Jackie L. Boucher, MS, RDN
This year’s Outstanding Educator in Diabetes Award recipient, Jackie L. Boucher, MS, RDN, serves as President for Children’s HealthLink, an organization dedicated to delivering care to children with congenital heart disease around the world. But her experiences as a diabetes educator and dietitian continue to shape her work.
Boucher talked about the skills and guiding principles she has developed in her career during her award lecture Saturday morning at the Scientific Sessions. She titled the lecture “Connectedness—How Technology and Social Networks are Advancing Diabetes Nutrition Care.”
“Technology has a pivotal role in every aspect of [diabetes] management today. We can’t escape it, even if we want to,” she said.
And the technology pendulum has swung toward the patient, Boucher said. Wearable devices, home monitors, mobile apps, and access to online health care information put more power in patients’ hands.
Health care providers also have more tools at their disposal than ever before, Boucher said, and need to consider one thing above all else when considering adoption of any technology: Will it improve health care delivery and outcomes and remove barriers for the patient?
“No matter how sophisticated a technology is, it’s still a tool,” she said. “It will never be a multidisciplinary team. It will never be a holistic approach. Its value is only realized when experts can employ it strategically.”
Identifying barriers for patients is a necessary and often underrated skill for health care providers, Boucher noted. As a young dietitian fresh out of college, she said she often skipped this step because she was so eager to give patients a dietary prescription.
Identifying and removing barriers results in improved access to the tools and healthy foods patients need. That requires informed curiosity, Boucher said. It’s a lesson she learned during her internship at a Detroit hospital where most of the patients were low-income minorities. She realized that barriers come in many forms and aren’t always easy to see.
“I learned it’s kind of hard to talk to someone about eating healthier when they’re scared they might die tomorrow. Note to self: Survival issues always rank above counting fruits and vegetables,” Boucher said. “I learned that my starting point with any patient had to be one of informed curiosity. How far is the grocery store? What can you afford to buy? I didn’t really know these terms at the time, but I was learning early on about ‘food deserts’ and ‘food insecurity.’”
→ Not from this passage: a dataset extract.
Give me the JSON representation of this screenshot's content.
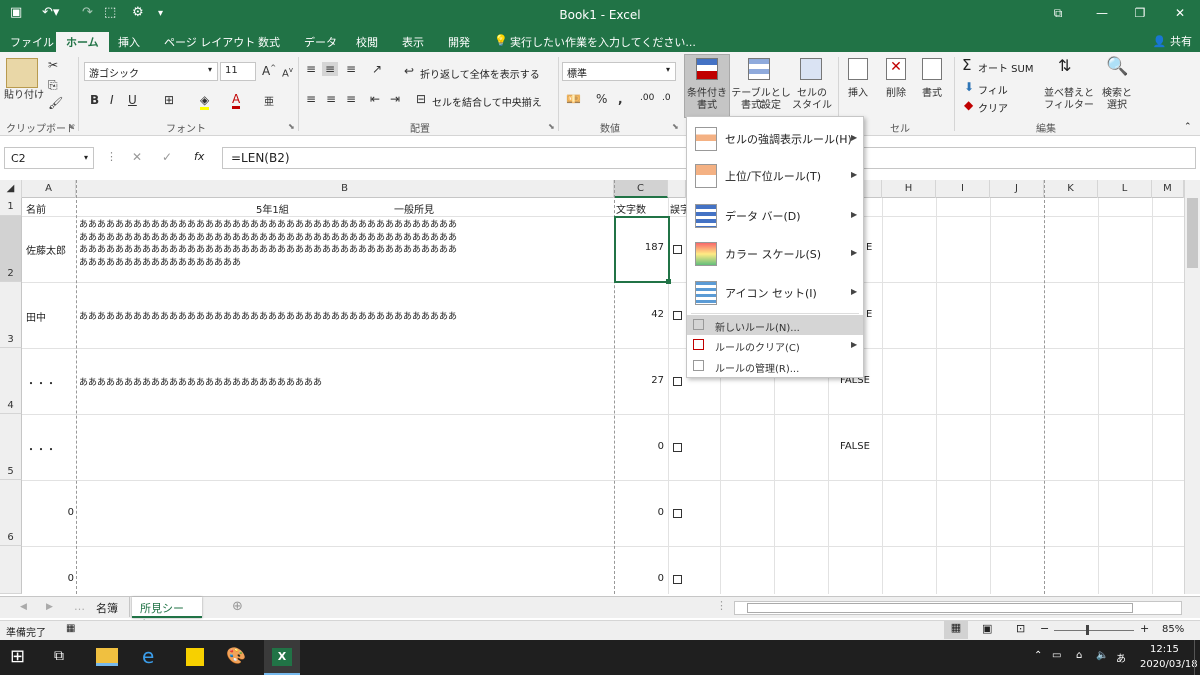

When Boucher returned to her native Minnesota, she honed her informed curiosity not only in diabetes education but also working in cardiology, oncology, eating disorders, and with Alzheimer’s disease patients.
In 1995, she saw firsthand how technology can benefit patients when she was asked by HealthPartners to oversee the first ADA-recognized education program with a telehealth component. Her team developed a telephone-based program that provided patient information and assistance between clinic visits. Topics included management of weight, heart disease, cholesterol, blood pressure, stress, smoking cessation, and prenatal health. The program demonstrated statistically significant improvements in glycemic control.
From there, she moved on to the Minneapolis Heart Institute Foundation and led its Hearts Beat Back program, a community-wide initiative to prevent heart attacks. She also led a comprehensive effort to reduce the traditional risk factors for coronary heart disease in rural Ulm, Minnesota, where the four food groups are “beer, brats, butter, and cheese,” Boucher said. The program led to improved blood pressure management, and more than 90 percent of residents were aware of the campaign by the end of its first year.
Knowledge is power, especially in diabetes, Boucher said. And opportunities exist for innovators, as diabetes education programs still see low participation rates in the first year after patient diagnosis.
“We have to be strategic in our use of technology. Our decisions should always be patient-centered,” she said. “If we keep the patient at the center and we never stop being diligently curious about identifying barriers and removing them, we will improve the quality of life and outcomes for people with diabetes.”